Vanessa starts flipping through the pages so quickly I expect them to burst into flame. “What is this garbage?”

Equilibrium is nothing more than smoke and mirrors. You can be punched without ever fielding a blow. “It’s from Max,” I say. “He’s trying to take away our baby.”

10

VANESSA

Just after Thanksgiving 2008, a woman on her deathbed confessed to killing two girls forty-two years earlier, who had bullied her for being a lesbian. Sharron Smith had gone into the ice cream shop in Staunton, Virginia, where they all were employed to say she couldn’t work the next day. According to the police transcript, one thing led to another, and she shot them.

I don’t know why she was packing a.25-caliber automatic handgun when she went into the ice cream store, but I understand her motivation. Especially while I am standing here, holding this ridiculous legal allegation from Zoe’s ex-husband.

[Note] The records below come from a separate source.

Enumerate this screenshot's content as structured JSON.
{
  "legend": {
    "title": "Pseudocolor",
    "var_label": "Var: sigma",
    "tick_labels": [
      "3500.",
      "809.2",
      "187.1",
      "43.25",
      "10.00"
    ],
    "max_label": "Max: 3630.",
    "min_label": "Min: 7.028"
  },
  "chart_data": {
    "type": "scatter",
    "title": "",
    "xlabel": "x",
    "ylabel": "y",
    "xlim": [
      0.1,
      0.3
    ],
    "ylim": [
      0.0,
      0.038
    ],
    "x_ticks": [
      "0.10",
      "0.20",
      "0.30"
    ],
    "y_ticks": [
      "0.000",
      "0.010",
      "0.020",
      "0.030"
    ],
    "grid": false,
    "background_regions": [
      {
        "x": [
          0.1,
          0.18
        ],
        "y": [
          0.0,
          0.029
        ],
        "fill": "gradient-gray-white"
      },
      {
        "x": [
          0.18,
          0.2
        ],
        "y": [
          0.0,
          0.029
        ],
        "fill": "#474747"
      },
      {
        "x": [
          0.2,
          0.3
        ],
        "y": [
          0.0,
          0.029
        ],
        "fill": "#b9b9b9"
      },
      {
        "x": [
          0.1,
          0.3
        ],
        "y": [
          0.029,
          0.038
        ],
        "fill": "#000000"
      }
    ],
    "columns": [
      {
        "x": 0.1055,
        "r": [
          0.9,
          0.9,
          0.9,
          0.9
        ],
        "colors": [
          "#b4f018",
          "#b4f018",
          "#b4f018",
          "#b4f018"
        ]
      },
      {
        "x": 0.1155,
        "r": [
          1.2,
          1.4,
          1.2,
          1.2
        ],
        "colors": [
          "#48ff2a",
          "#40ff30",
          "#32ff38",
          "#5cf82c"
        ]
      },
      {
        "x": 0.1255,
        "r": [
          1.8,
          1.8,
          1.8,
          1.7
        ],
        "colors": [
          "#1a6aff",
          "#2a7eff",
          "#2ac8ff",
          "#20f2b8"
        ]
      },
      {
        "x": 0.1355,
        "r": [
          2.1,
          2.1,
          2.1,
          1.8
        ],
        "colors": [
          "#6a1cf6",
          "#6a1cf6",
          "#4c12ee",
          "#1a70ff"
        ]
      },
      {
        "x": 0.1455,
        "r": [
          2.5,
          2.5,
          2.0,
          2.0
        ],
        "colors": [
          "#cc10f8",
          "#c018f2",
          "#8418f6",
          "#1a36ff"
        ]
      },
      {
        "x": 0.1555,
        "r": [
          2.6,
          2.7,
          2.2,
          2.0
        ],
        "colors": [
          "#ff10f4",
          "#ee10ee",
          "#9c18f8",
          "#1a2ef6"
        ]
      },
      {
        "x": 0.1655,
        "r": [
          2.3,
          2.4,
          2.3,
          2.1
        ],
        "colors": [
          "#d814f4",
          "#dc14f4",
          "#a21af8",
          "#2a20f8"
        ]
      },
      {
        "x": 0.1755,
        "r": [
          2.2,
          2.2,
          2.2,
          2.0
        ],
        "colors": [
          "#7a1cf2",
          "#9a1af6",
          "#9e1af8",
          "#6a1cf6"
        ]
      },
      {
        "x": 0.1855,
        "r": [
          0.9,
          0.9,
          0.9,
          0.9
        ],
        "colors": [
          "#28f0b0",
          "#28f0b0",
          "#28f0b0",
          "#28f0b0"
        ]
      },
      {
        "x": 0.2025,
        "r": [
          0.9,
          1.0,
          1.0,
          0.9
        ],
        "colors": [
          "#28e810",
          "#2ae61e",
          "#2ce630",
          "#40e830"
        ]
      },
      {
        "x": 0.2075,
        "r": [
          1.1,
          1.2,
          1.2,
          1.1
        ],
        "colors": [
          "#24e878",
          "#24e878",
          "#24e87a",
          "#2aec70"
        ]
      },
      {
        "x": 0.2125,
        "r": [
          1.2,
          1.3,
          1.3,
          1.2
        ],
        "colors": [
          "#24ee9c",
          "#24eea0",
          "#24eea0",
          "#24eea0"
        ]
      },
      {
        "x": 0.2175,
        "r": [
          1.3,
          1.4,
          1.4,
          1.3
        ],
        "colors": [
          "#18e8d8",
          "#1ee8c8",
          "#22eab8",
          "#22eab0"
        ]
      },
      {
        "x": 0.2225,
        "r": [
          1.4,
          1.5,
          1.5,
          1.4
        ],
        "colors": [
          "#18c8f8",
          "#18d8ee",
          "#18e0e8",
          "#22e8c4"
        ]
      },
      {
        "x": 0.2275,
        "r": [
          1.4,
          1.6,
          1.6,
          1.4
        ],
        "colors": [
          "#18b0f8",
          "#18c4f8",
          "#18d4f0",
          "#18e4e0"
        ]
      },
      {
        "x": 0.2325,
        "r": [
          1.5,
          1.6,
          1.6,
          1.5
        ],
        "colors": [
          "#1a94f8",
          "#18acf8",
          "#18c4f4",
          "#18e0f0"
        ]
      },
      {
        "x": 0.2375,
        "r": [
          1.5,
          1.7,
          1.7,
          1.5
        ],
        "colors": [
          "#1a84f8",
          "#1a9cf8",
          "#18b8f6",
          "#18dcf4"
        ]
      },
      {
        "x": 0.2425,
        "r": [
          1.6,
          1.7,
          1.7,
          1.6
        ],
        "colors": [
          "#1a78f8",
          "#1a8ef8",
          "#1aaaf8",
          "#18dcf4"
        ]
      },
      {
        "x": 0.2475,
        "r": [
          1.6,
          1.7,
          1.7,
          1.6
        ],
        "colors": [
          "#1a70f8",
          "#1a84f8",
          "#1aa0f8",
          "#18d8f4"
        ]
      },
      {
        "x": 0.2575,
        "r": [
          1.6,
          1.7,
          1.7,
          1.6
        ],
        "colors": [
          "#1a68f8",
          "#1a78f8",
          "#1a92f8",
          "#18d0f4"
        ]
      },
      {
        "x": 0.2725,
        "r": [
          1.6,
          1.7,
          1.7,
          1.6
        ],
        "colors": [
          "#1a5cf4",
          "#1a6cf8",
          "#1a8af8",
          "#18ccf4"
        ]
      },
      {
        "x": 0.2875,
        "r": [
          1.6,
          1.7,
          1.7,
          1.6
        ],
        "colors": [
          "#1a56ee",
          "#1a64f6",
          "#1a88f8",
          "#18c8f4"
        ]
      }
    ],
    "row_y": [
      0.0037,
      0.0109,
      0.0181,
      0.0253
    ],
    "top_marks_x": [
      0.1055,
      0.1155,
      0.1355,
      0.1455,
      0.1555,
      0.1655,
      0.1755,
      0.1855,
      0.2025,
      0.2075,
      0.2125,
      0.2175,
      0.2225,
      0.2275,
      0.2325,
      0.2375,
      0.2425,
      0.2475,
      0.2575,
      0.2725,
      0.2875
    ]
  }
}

One that calls me meretricious and deviant.

I am flooded with a feeling I thought I left behind in college, when I was called a freak by girls in the locker room, who would move away from my changing area because they were sure I was staring at them; when I was pinned into a dark corner at a dance and groped by some asshole on the football team, who had bet his friends he could turn me into a real girl. I was punished just because I was me, and what I wanted to say-what I never did say, until my throat was sore with the effort of silence-was Why do I matter to you? Why can’t you just worry about yourselves instead?

So although I don’t condone violence any more than I am truly meretricious and deviant, in that moment I sort of wish I had Sharron Smith’s balls.